Entre François Ruffin et Louis Sarkozy, il y a un monde sur le plan politique. Et cette dernière semaine vient de nouveau de le démontrer. Tout est parti de l’annonce de l’ancien insoumis et député de la Somme, lundi 26 janvier, de se porter candidat à la primaire de la gauche en vue de la présidentielle 2027. En annonçant vouloir défendre le pouvoir d’achat des plus pauvres, François Ruffin a fait une annonce de taille : «Je suis candidat pour les huit millions de personnes qui ont tenu le pays debout pendant la crise Covid.»
Souhaitant une «abolition des privilèges», il veut que «l’exemple vienne d’en haut» et a donc proposé d’être «le premier président au Smic». Une sortie qui a semble-t-il amusé Louis Sarkozy. Le fils de l’ancien président de la République, candidat aux municipales à Menton (Alpes-Maritimes), également chroniqueur sur RMC, s’est amusé d’une proposition qu’il qualifie de «gauchisme démagogique à l’état pur» et même d’«erreur totale». Une «erreur intellectuelle, une erreur politique, et une erreur dangereuse pour la France», a-t-il poursuivi.
Louis Sarkozy favorable à une augmentation des salaires des élus
Louis Sarkozy a regretté ce discours qui veut que «plus un responsable est pauvre, plus il serait vertueux.
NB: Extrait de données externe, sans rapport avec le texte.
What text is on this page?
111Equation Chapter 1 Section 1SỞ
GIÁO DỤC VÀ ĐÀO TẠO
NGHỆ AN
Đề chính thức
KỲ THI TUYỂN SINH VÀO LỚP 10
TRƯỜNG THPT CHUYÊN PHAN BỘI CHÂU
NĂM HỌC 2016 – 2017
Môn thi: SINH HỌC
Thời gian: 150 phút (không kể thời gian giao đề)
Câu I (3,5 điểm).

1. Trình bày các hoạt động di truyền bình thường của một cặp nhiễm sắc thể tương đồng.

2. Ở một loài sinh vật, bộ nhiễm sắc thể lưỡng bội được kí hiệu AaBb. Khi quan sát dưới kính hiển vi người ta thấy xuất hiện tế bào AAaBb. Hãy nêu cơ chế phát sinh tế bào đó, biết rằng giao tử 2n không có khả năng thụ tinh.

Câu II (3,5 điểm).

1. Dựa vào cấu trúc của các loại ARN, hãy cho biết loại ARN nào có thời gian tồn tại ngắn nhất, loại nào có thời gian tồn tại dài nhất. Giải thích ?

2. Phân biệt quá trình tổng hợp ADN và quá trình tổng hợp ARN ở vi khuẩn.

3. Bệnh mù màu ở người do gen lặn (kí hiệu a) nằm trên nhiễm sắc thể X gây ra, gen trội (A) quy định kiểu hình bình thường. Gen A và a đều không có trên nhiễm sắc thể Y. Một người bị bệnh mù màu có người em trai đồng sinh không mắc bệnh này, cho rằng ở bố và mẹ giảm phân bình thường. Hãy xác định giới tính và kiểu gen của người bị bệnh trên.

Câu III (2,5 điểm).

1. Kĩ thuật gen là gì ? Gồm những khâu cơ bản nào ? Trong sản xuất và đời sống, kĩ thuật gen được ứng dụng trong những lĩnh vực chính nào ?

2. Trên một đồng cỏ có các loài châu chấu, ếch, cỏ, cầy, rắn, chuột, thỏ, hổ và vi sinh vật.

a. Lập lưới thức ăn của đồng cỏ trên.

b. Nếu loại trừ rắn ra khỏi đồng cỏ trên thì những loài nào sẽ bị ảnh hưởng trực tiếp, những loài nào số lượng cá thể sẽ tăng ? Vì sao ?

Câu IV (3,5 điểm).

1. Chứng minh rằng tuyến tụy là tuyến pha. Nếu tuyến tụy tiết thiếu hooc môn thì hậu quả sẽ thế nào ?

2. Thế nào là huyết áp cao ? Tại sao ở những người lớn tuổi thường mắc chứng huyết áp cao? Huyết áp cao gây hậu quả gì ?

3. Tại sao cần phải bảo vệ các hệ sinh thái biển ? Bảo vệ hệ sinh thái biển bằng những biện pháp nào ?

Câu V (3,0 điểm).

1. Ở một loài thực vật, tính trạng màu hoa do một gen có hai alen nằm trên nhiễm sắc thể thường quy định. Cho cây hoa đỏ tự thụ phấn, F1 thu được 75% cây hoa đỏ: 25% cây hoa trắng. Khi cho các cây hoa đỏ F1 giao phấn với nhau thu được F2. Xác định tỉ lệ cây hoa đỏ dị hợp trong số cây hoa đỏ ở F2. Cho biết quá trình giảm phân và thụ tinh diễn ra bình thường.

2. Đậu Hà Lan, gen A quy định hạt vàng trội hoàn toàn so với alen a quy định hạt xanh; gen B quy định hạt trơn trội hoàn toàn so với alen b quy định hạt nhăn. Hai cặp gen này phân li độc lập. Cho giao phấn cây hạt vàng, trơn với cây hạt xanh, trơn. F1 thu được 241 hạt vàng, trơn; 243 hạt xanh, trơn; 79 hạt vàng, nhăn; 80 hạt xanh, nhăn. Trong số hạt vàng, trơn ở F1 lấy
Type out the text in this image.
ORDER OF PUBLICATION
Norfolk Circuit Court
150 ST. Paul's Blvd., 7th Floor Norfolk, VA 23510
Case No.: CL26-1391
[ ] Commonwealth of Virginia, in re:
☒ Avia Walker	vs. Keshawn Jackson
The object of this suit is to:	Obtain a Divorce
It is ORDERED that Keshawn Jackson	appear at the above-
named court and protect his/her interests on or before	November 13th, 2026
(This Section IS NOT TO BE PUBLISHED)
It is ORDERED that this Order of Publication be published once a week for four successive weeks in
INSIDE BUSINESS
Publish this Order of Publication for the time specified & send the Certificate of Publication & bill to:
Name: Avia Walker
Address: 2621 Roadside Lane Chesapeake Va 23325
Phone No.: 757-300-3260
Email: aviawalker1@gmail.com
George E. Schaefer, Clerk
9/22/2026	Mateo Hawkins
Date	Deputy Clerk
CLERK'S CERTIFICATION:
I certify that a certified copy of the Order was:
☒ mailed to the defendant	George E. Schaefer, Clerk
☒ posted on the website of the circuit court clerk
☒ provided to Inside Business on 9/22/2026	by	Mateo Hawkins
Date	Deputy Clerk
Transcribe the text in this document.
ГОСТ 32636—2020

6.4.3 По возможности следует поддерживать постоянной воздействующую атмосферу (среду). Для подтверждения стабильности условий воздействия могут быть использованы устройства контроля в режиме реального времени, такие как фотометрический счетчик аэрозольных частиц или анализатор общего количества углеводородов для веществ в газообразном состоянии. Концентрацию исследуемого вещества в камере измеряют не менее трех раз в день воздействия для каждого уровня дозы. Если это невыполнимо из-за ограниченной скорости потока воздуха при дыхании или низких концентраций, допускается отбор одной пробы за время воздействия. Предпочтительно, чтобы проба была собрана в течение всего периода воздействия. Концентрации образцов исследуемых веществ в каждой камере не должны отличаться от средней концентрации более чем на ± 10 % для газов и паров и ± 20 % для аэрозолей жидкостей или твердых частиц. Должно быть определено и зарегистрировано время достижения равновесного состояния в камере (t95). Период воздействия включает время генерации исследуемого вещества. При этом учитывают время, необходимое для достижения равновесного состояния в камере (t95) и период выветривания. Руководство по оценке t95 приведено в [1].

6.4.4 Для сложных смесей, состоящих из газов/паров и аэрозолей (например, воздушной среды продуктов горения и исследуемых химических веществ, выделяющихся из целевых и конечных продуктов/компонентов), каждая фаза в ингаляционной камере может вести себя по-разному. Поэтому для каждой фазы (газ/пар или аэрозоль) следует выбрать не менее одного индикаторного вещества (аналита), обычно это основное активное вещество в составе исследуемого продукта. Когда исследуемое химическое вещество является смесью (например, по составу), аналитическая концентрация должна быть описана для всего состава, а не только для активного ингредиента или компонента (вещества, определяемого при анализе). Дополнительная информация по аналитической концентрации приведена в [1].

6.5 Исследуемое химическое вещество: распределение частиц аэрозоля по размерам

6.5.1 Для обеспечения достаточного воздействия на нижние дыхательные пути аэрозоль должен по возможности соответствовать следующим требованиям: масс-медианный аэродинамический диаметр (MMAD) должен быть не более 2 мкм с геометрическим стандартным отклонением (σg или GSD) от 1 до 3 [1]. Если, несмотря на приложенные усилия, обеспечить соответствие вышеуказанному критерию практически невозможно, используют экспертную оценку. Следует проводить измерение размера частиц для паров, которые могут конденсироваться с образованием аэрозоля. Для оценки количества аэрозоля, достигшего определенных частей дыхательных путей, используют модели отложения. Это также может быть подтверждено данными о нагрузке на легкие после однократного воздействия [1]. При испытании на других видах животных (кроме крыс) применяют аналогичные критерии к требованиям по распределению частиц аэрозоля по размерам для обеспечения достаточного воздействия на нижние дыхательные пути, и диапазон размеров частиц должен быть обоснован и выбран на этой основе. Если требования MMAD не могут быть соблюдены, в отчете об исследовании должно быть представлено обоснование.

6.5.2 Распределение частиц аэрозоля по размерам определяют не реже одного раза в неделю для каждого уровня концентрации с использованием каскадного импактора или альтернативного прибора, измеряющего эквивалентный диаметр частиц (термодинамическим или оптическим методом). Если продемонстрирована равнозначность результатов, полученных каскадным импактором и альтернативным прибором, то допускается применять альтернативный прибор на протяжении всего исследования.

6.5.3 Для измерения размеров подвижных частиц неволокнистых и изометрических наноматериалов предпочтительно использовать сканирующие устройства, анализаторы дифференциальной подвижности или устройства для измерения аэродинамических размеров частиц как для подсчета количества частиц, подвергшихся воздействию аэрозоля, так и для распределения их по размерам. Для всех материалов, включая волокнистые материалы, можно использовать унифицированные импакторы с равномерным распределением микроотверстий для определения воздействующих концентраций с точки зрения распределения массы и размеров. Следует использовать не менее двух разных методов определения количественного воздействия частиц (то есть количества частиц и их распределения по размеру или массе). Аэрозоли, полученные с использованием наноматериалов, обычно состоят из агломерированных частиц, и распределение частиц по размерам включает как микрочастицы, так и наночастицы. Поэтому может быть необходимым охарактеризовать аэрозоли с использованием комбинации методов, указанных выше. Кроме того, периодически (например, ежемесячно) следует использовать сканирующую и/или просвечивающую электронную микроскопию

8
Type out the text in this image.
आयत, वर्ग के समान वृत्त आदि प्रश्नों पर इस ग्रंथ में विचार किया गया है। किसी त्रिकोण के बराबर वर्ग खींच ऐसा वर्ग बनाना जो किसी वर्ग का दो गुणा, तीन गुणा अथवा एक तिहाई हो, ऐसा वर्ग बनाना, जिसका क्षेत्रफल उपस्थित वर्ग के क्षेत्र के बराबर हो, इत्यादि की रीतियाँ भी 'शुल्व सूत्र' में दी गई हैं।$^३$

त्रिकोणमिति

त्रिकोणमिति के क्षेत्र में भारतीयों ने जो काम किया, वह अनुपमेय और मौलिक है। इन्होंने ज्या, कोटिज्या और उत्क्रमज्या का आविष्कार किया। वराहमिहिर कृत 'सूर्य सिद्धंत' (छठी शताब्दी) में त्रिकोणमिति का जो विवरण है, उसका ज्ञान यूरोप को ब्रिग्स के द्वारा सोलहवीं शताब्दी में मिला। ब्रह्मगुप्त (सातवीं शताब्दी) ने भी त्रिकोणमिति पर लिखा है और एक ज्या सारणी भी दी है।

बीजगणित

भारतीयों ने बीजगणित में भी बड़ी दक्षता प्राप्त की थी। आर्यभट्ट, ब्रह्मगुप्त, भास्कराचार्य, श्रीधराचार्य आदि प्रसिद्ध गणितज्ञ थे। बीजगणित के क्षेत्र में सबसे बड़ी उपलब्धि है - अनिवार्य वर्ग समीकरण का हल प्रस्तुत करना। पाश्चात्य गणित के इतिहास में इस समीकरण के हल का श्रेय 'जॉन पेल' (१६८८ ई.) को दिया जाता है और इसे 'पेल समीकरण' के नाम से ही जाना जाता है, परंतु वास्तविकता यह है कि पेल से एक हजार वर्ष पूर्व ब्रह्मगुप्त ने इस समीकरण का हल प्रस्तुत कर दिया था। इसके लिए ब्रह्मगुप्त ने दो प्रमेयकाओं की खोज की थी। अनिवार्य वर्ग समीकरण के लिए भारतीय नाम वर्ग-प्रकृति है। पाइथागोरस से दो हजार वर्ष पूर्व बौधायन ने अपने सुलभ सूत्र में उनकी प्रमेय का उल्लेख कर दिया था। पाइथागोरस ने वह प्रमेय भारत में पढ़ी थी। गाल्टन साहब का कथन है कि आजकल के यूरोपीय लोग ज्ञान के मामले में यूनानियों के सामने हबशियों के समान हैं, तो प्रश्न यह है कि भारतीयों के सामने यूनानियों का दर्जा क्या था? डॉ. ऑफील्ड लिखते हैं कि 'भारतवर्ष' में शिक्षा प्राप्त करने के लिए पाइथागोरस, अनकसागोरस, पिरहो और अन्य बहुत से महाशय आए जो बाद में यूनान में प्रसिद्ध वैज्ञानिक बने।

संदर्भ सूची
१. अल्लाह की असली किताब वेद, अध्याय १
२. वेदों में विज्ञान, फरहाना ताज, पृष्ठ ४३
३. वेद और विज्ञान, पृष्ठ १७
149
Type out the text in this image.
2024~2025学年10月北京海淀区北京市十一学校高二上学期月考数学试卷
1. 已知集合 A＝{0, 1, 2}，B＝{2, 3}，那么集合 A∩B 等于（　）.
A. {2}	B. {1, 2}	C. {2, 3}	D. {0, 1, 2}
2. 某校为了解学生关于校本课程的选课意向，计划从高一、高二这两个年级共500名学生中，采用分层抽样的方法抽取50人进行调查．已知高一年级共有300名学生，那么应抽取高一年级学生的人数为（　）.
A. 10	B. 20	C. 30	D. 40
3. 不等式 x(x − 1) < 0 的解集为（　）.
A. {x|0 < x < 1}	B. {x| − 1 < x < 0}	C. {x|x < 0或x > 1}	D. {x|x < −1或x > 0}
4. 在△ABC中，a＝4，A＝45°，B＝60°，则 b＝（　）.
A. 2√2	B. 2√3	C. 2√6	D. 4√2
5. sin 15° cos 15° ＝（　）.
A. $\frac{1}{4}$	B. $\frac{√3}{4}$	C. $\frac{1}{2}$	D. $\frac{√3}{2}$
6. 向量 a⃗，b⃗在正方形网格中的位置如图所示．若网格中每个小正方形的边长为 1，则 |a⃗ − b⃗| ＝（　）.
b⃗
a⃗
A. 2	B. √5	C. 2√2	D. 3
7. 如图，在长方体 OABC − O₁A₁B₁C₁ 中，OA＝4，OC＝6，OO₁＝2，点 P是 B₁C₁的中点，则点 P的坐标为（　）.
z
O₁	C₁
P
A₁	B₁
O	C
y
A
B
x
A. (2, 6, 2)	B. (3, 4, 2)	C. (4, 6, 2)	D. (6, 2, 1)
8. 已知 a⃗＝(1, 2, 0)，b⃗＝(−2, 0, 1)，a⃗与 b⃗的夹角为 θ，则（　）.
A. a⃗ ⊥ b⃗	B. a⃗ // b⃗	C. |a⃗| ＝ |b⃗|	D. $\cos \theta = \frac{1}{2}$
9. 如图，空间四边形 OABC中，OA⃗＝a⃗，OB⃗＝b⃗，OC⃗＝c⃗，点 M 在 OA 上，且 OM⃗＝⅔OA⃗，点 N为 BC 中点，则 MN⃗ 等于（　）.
C’est faux. C’est même l’inverse», martèle l’essayiste de 28 ans. Au contraire, selon lui, il faut mieux payer les élus, à commencer par les ministres et le président de la République : «Un pays sérieux paie bien ceux à qui il confie le pouvoir, ceux à qui il fait confiance, ceux qui ont la charge de le guider», explique-t-il dans sa chronique sur RMC.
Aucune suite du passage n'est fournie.